看著她喪氣的小臉,一股像是交雜著矛盾與不忍的感覺席捲而來。
「妳有妳的自由,我無權干涉。」他酸澀吐出一句。
他根本沒有任何權利、也沒有什麼立場生氣,甚至干涉她追求愛情,充其量,他們的關係不過比萍水相逢的陌生人好一點而已。
這種念頭讓他胸口頓時繃得好緊,讓他幾乎難以呼吸--不等腦中的思緒做出響應,他遽然起身朝大門走去。
「巖日--你要去哪裡?你的蛋糕還沒吃耶--」
後頭急切的呼喊,伴隨著高跟鞋喀搭、喀搭的聲音追來,但巖日卻頭也不回的加快了腳步,像是想逃避什麼。

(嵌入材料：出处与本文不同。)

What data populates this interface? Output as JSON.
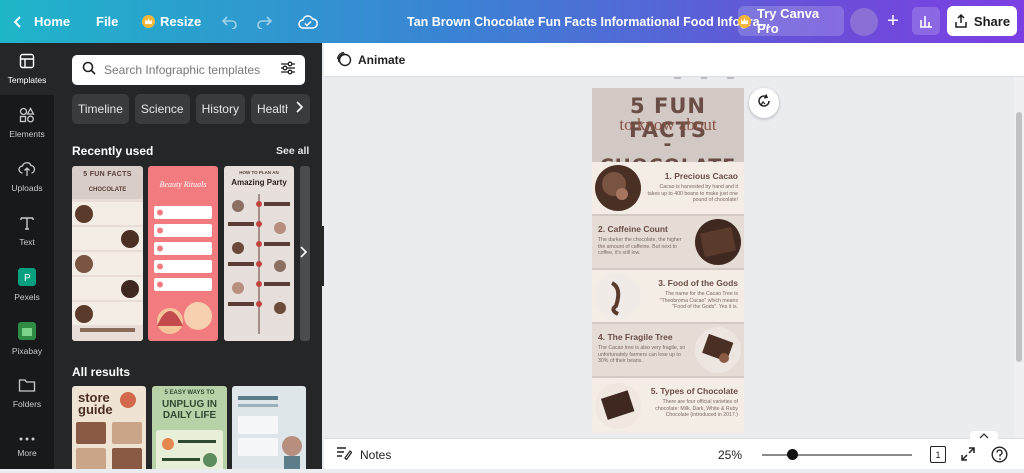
{
  "topbar": {
    "home_label": "Home",
    "file_label": "File",
    "resize_label": "Resize",
    "doc_title": "Tan Brown Chocolate Fun Facts Informational Food Infogra...",
    "try_pro_label": "Try Canva Pro",
    "share_label": "Share"
  },
  "rail": {
    "items": [
      {
        "label": "Templates",
        "icon": "templates-icon"
      },
      {
        "label": "Elements",
        "icon": "elements-icon"
      },
      {
        "label": "Uploads",
        "icon": "upload-icon"
      },
      {
        "label": "Text",
        "icon": "text-icon"
      },
      {
        "label": "Pexels",
        "icon": "pexels-icon"
      },
      {
        "label": "Pixabay",
        "icon": "pixabay-icon"
      },
      {
        "label": "Folders",
        "icon": "folder-icon"
      },
      {
        "label": "More",
        "icon": "more-icon"
      }
    ]
  },
  "panel": {
    "search_placeholder": "Search Infographic templates",
    "chips": [
      "Timeline",
      "Science",
      "History",
      "Health"
    ],
    "recently_used": "Recently used",
    "see_all": "See all",
    "all_results": "All results",
    "recent_thumbs": [
      {
        "title": "5 FUN FACTS",
        "subtitle": "CHOCOLATE",
        "bg": "#d8cdc8",
        "accent": "#6b4a3a"
      },
      {
        "title": "Beauty Rituals",
        "subtitle": "",
        "bg": "#f27b7f",
        "accent": "#ffffff"
      },
      {
        "title": "Amazing Party",
        "subtitle": "HOW TO PLAN AN",
        "bg": "#e6dfdc",
        "accent": "#5a3d36"
      }
    ],
    "result_thumbs": [
      {
        "title": "store guide",
        "bg": "#efe3d3",
        "accent": "#4a2e25"
      },
      {
        "title": "UNPLUG IN DAILY LIFE",
        "subtitle": "5 EASY WAYS TO",
        "bg": "#b8d2a8",
        "accent": "#2f4a33"
      },
      {
        "title": "",
        "bg": "#dfe6ea",
        "accent": "#5d7d8a"
      }
    ]
  },
  "subbar": {
    "animate_label": "Animate"
  },
  "infographic": {
    "line1": "5 FUN FACTS",
    "line2": "to know about",
    "line3": "- CHOCOLATE -",
    "facts": [
      {
        "title": "1. Precious Cacao",
        "body": "Cacao is harvested by hand and it takes up to 400 beans to make just one pound of chocolate!"
      },
      {
        "title": "2. Caffeine Count",
        "body": "The darker the chocolate, the higher the amount of caffeine. But next to coffee, it's still low."
      },
      {
        "title": "3. Food of the Gods",
        "body": "The name for the Cacao Tree is \"Theobroma Cacao\" which means \"Food of the Gods\". Yes it is."
      },
      {
        "title": "4. The Fragile Tree",
        "body": "The Cacao tree is also very fragile, so unfortunately farmers can lose up to 30% of their beans."
      },
      {
        "title": "5. Types of Chocolate",
        "body": "There are four official varieties of chocolate: Milk, Dark, White & Ruby Chocolate (introduced in 2017.)"
      }
    ]
  },
  "botbar": {
    "notes_label": "Notes",
    "zoom_label": "25%",
    "page_count": "1",
    "zoom_fraction": 0.25
  },
  "colors": {
    "bg_cream": "#f3ede6",
    "brown": "#6b4a3a",
    "panel": "#252627"
  }
}
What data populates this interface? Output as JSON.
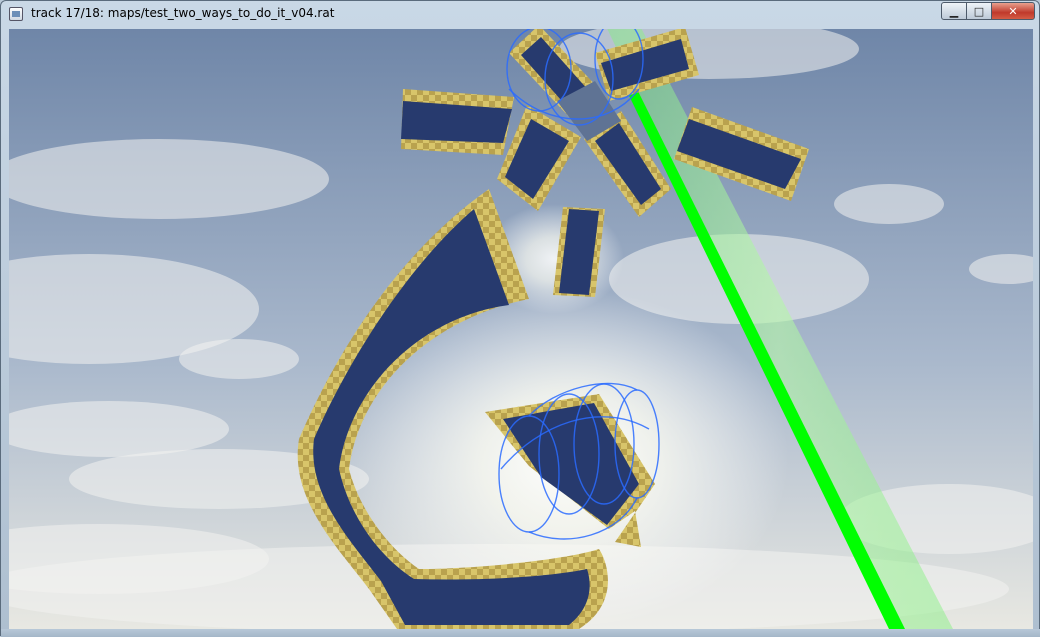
{
  "window": {
    "title": "track 17/18: maps/test_two_ways_to_do_it_v04.rat",
    "controls": {
      "minimize_glyph": "▁",
      "maximize_glyph": "□",
      "close_glyph": "✕"
    }
  },
  "scene": {
    "colors": {
      "sky_top": "#6f86a8",
      "sky_bottom": "#e8e8e2",
      "track_face": "#273a6e",
      "track_edge": "#d8c56a",
      "checkpoint_ring": "#2a6bff",
      "guide_beam": "#00ff00"
    },
    "icons": [
      "window-icon",
      "minimize-icon",
      "maximize-icon",
      "close-icon"
    ]
  }
}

「唉喲--」一個慘烈的哀嚎以及重物倒地的聲音,終於讓他停下了腳步。
巖日一回頭,跌得四腳朝天的藍漪波,正捧著腳踝呼天搶地。
「我的腳痛死了--」
她的小臉痛得皺成了一團,看起來趺得不輕。
視線緩緩往下,他這才發現,藍漪波竟然穿著--高跟鞋。
也難怪她會跌跤,那雙高跟鞋的鞋跟起碼有十公分高。巖日在一旁冷眼旁觀,只覺得荒謬可笑且……生氣!
本該結束今晚這場鬧劇的巖日,欲走的腳步卻怎麼也跨不開。
瞪著地上模樣慘兮兮的藍漪波,再看看地上那塊跌得四分五裂的蛋糕,他的心莫名軟了下來。

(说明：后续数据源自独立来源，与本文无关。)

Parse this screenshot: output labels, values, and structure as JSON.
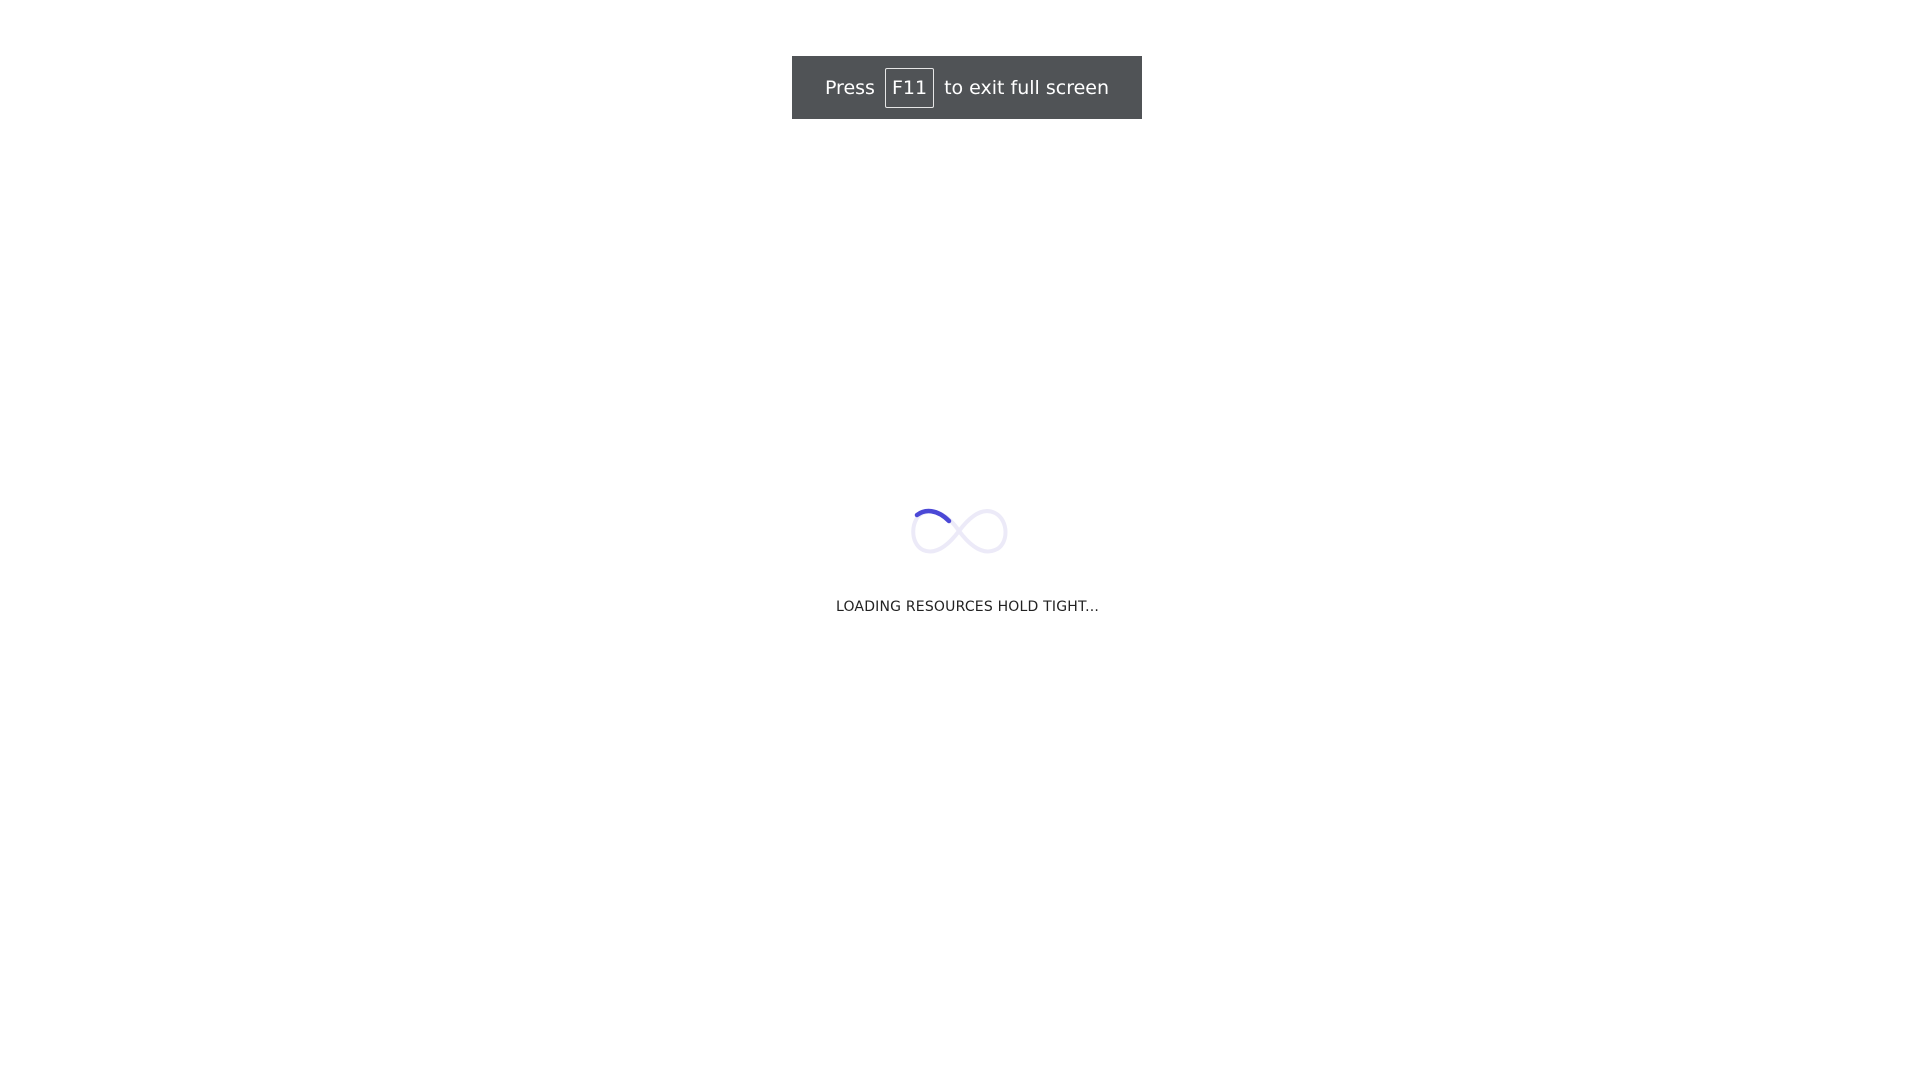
{
  "fullscreen_notice": {
    "prefix": "Press",
    "key": "F11",
    "suffix": "to exit full screen"
  },
  "loader": {
    "icon": "infinity-spinner-icon",
    "accent_color": "#4b48d6",
    "track_color": "#eceaf8"
  },
  "loading_message": "LOADING RESOURCES HOLD TIGHT..."
}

轉身跨著大步來到藍漪波身旁,巖日蹲下身仔細檢查起她的腳踝。
「有沒有傷到哪裡?」他的大掌輕輕碰著她的腳踝。
跟他冷冰冰的態度相比,他手指的溫度暖得不可思議。
「腳踝好痛。」藍漪波皺著眉,覺得好挫敗。
她好像什麼事也做不好,老是在他面前鬧笑話,惹他生氣。
他靜靜望著她半響,突然伸手將她嬌小的身子抱了起來,平靜的低沉嗓音在她耳畔響起。